For what value of k will the following set of planes intersect in a line?
x-2y-z=0
x+9y-5z=0
kx-y+z=0
Hint: To find the line of intersection of the planes $\displaystyle x-2y-z=0$ and $\displaystyle x+9y-5z=0$, use the Addition Method to find the projected line on the $\displaystyle xy$-plane:
$\displaystyle \begin{aligned}
5x-10y-5z &= 0 \;\;\;\;\;\;\;\;\;\;\mbox{(multiply first equation by 5)}\\
x+9y-5z &= 0 \\
4x-19y &= 0 \;\;\;\;\;\;\;\;\;\;\mbox {(subtract second from first)}\\
y &= \frac{4}{19}x
\end{aligned}$
We can then find the $\displaystyle z$-coordinate of the line of intersection:
$\displaystyle z=x-2y=\frac{19}{19}x-2\cdot\frac{4}{19}x=\frac{11}{19}x.$
The equations of the line of intersection are therefore:
$\displaystyle \begin{aligned}
y&=\frac{4}{19}x\\
z&=\frac{11}{19}x.
\end{aligned}$
Now, all that remains is to find the value of $\displaystyle k$ that will result in these two equations of intersection for all three original equations.
You can check it by putting it into the original problem and seeing what happens!
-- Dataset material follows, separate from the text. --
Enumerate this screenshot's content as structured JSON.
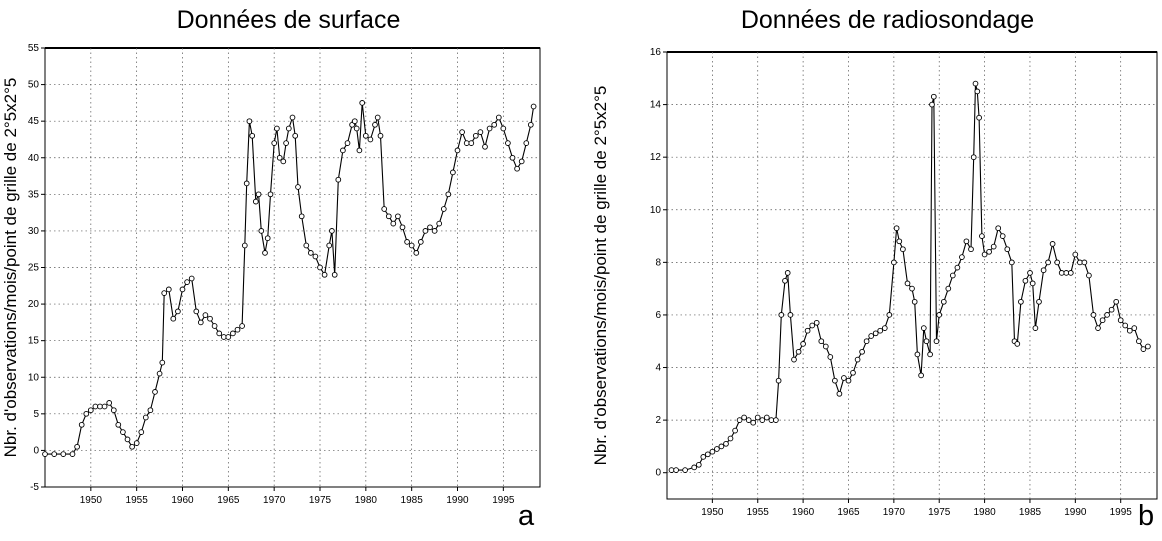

If k= -7/19, then the equations become x-2y-z=0. x+9y-5z=0. and -(7/19)x-y+z=0 which we can rewrite as -7x- 19y+ 19z= 0. How many solutions does that have? If we subtract the first equation from the second, we eliminate x: (x+9y-5z)- (x-2y-z)= 11y- 4z= 0. If we multiply the first equation by 7 and add to the third, (7x-14y-7z)+(-7x-19y+19z)= -33y+ 12z= 0 or, dividing by 3, -11y+ 4z= 0, exactly the same equation as before! If z= (11/4)y ten the first equation becomes x- 2y- (11/4)y= 0 so x= (2+11/4)y= (33/4)y. That is any point on the line x= (33/4)t, y= t, z= (11/4)t lies on all three planes.